A hamartoma is a focal growth that can occur anywhere on the body, but typically in the breasts, on the chest, skin and the brain. Less commonly, hamartomas can be found in eyes, colon and liver. It resembles a neoplasm but in fact it is caused by faulty development in an organ.
Hamartomas can be associated with tuberous sclerosis. If they occur in different organs at the same time, they may indicate a condition called Cowden’s disease. Hamartomas are often benign, but in Cowden’s disease there is an increased risk they may undergo malignant changes. There is a similar condition called Proteus’ syndrome, in which multiple benign hamartomas form throughout the body. This condition, which was fairly obscure for the non-medical public, gained much attention after the movie “The Elephant Man” was released.
As for the incidence, it varies depending on the particular organ where hamartomas are formed. Cowden’s disease is rare and there have been only 120 cases of Proteus’ syndrome reported worldwide. Skin hamartomas are often mistaken for birthmarks while those on internal organs, mainly being asymptomatic, are usually discovered by accident, in tests performed for other reasons.

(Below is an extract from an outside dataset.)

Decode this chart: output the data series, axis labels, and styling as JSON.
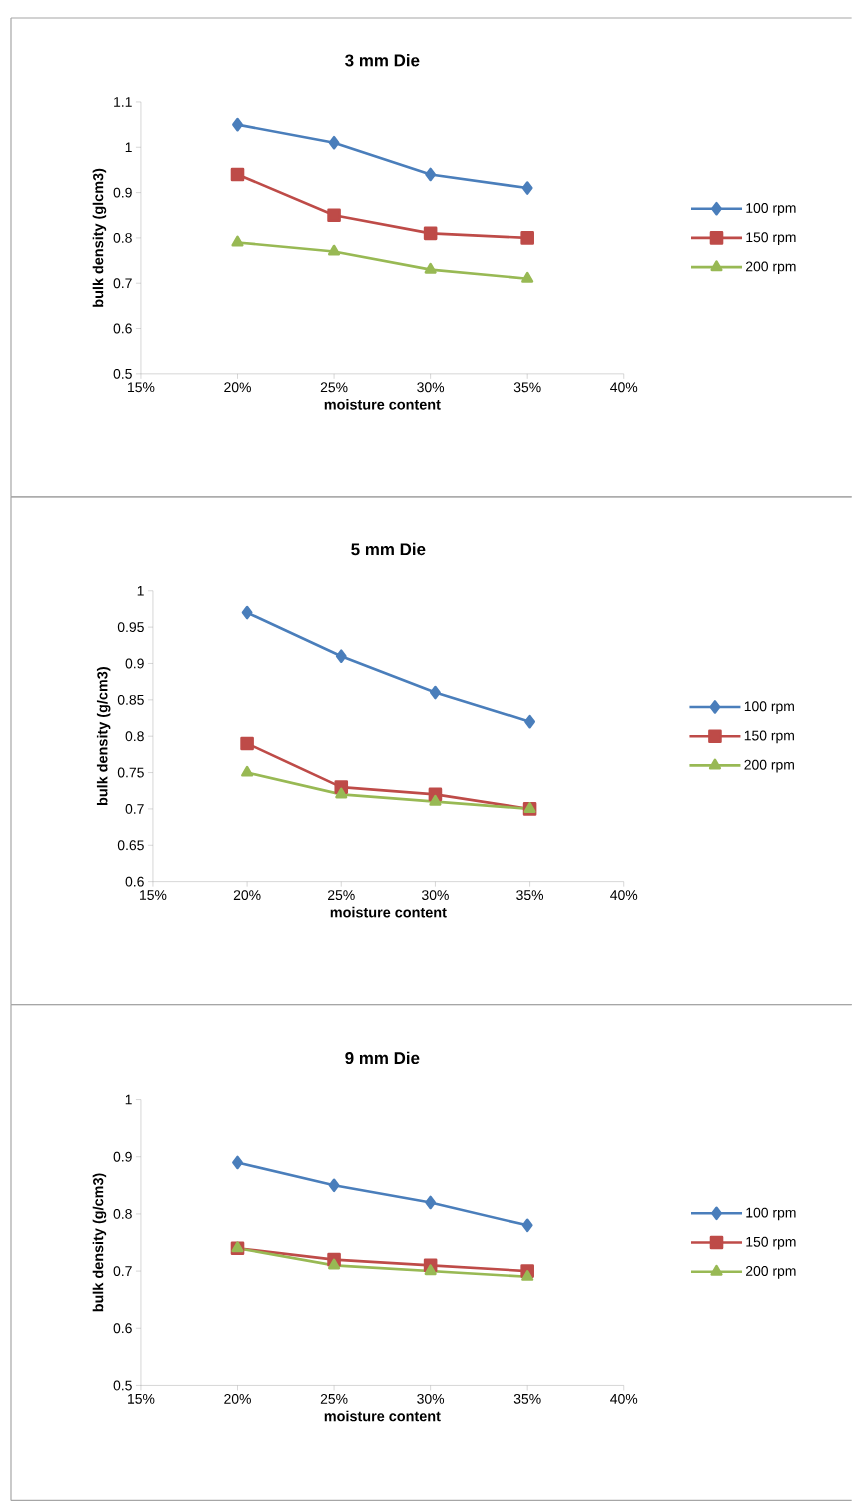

Hypothalamic hamartoma, located on the brain, near the hypothalamus, is rare and benign brain tumor associated with epilepsy.
Benign breast hamartoma
Breast hamartomas are rare and they comprise of benign lesions in the breasts, made of a combination of fat, glandular and fibrous tissues. They are mostly found in women older than 35 and they are generally asymptomatic, although they can be easily detected through palpitation in a breast exam. Any lesion in the breast should be examined because when they are palpated they can easily be confused. Hamartomas are usually diagnosed through a mammogram or an ultrasound and in some cases needle aspiration is done to determine the nature and the density of the growth.
Breast hamartomas sized 0.7 inches or less are considered normal and those of two inches or more are classified as large. These lesions are considered benign, and if they are small and not growing, they can be left untreated. However, it is believed that occurrence of hamartomas increases the risk of developing breast cancer, which is why women diagnosed with hamartomas are advised to do self-exam of the breasts on regular basis and to have regular check-ups.
Surgical removal is indicated in cases where the tests show abnormalities regarding hamartomas, such as increased growth or cell activity, or in cases where the growth alters the shape of the breast. The surgical procedure for removal of a hamartoma is called lumpectomy.